Case-Shiller National Index up 19.2% Year-over-year in January
FHFA: "House prices continued to climb but not as rapidly during the final quarter of 2021 as in earlier quarters"
Both the Case-Shiller House Price Index (HPI) and the Federal Housing Finance Agency (FHFA) HPI for January were released today. Here is a graph of the month-over-month (MoM) change in the Case-Shiller National Index Seasonally Adjusted (SA).
The MoM increase in Case-Shiller was at 1.56%. This is the seventh strongest MoM increase in the Case-Shiller index (since 1975), and stronger than any month during the housing bubble or during the late ‘70s with high inflation. Still, the peak MoM growth is behind us, although price growth did accelerate in January.
FHFA House Price Index
House prices rose nationwide in January, up 1.6 percent from the previous month, according to the latest Federal Housing Finance Agency House Price Index (FHFA HPI®).
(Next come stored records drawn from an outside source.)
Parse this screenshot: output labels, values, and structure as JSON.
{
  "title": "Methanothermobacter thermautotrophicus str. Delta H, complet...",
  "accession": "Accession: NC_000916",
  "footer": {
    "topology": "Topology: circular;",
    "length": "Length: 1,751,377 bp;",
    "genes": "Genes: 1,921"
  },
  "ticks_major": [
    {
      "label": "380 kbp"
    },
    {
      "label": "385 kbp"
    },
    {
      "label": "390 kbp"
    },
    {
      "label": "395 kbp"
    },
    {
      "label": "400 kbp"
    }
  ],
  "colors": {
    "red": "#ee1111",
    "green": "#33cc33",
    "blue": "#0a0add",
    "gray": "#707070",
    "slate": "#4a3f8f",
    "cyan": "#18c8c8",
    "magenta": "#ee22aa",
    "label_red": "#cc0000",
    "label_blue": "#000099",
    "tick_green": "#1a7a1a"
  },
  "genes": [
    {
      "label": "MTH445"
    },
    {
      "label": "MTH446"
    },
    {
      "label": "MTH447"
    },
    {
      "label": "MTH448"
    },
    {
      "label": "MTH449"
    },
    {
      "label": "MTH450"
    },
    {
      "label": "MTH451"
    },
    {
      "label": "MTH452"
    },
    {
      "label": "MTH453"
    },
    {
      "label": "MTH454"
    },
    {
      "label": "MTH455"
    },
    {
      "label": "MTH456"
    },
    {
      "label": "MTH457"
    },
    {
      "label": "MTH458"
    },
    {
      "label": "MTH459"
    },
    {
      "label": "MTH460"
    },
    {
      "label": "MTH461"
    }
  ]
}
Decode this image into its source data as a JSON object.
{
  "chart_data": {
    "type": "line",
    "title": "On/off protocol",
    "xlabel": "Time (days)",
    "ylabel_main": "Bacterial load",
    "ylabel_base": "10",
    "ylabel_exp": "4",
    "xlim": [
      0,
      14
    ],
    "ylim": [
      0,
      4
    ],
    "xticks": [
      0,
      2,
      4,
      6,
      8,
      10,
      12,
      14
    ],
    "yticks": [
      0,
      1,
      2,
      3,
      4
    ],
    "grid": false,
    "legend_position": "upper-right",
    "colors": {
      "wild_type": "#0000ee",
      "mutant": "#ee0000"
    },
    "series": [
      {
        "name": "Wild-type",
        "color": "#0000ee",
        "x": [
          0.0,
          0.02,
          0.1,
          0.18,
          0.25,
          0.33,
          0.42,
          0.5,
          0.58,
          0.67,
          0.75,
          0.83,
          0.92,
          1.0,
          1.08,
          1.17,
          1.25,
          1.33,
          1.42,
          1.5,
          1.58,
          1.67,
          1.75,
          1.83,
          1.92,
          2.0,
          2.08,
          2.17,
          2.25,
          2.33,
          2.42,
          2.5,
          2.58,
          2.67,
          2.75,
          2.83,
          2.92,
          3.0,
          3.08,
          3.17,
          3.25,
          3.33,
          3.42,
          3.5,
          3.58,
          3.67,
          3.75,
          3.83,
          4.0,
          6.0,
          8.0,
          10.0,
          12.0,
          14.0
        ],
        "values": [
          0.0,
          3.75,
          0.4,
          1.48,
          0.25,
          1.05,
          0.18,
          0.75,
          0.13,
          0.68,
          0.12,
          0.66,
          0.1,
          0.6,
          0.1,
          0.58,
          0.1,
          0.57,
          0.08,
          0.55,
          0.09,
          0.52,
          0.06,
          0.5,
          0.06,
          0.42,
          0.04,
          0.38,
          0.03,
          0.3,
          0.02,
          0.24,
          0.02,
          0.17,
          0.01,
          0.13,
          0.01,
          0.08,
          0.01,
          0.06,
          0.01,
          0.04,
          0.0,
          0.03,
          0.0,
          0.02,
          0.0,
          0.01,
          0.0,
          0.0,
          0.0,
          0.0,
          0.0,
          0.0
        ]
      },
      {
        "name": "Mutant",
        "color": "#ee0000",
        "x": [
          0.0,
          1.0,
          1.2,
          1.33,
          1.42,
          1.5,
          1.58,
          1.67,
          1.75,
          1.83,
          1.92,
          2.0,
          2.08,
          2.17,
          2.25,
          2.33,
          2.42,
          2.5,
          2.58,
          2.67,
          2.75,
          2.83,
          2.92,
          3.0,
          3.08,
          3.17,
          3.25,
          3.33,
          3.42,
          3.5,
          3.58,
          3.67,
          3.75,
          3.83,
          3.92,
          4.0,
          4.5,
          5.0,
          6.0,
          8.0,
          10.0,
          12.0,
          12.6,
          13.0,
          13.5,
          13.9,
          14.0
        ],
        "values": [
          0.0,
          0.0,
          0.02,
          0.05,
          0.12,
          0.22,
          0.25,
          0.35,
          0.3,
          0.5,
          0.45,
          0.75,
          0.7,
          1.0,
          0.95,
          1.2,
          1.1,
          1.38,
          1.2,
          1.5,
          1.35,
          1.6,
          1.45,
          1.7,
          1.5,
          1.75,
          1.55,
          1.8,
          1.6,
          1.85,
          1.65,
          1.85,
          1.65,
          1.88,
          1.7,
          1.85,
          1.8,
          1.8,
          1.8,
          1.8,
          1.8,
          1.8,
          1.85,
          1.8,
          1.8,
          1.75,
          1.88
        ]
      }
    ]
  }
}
House prices rose 18.2 percent from January 2021 to January 2022. The previously reported 1.2 percent price change for December 2021 was revised upward to a 1.3 percent price change. …
House price trends notched up slightly in January,” said Will Doerner, Ph.D., Supervisory Economist in FHFA’s Division of Research and Statistics. “Rising mortgage rates in January certainly reflect a major change from the past several years, but lending costs remain relatively low. The mortgage rate shift has not dampened upward price pressure from intense borrower demand and limited supply.”
This is the monthly and quarterly indexes. Here is a graph from the FHFA report showing the annual change by region for January 2022 compared to January 2021. Prices have increased sharply everywhere, but especially in the Mountain, South Atlantic, East South Central and Pacific regions.
Case-Shiller House Prices
The S&P CoreLogic Case-Shiller U.S. National Home Price NSA Index, covering all nine U.S. census divisions, reported a 19.2% annual gain in January, up from 18.9% in the previous month. The 10-City Composite annual increase came in at 17.5%, up from 17.1% in the previous month. The 20-City Composite posted a 19.1% year-over-year gain, up from 18.6% in the previous month. …
“Home price changes in January 2022 continued the strength we had observed for much of the prior year,” says Craig J. Lazzara, Managing Director at S&P DJI. “The National Composite Index recorded a gain of 19.2% for the 12 months ended in January 2022; the 10- and 20-City Composites rose 17.5% and 19.1%, respectively. All three composites reflect a small acceleration of price growth for January 2022.
“Last fall we observed that home prices, although continuing to rise quite sharply, had begun to decelerate. Even that modest deceleration was on pause in January. The 19.2% year-over-year change for January was the fourth-largest reading in 35 years of history.”
This graph shows the nominal seasonally adjusted Composite 10, Composite 20 and National indices (the Composite 20 was started in January 2000).
The Composite 10 index is up 1.4% in January (SA). The Composite 20 index is up 1.4% (SA) in January. The National index is 54% above the bubble peak (SA), and up 1.1% (SA) in January. The National index is up 108% from the post-bubble low set in February 2012 (SA).
The Composite 10 SA is up 17.5% year-over-year. The Composite 20 SA is up 19.1% year-over-year. The National index SA is up 19.2% year-over-year.
House Prices and Inventory
This graph below shows existing home months-of-supply (inverted, from the NAR) vs. the seasonally adjusted month-to-month price change in the Case-Shiller National Index (both since January 1999 through January 2022).
Note that the months-of-supply is not seasonally adjusted.
There is a clear relationship, and this is no surprise (but interesting to graph). If months-of-supply is high, prices decline. If months-of-supply is very low (like now), prices rise quickly.
In January, the months-of-supply was at 1.6 months, and the Case-Shiller National Index (SA) increased 1.56% month-over-month. The black arrow points to the January 2022 dot. In the February existing home sales report, the NAR reported months-of-supply increased to 1.7 months.
My sense is the Case-Shiller National annual growth rate of 19.98% in August was probably the peak YoY growth rate, however, since the normal level of inventory is probably in the 4 to 6 months range - we’d have to see a significant increase in inventory to sharply slow price increases, and that is why I’m focused on inventory!
Note: I’ll have more on real prices, price-to-rent and affordability tomorrow.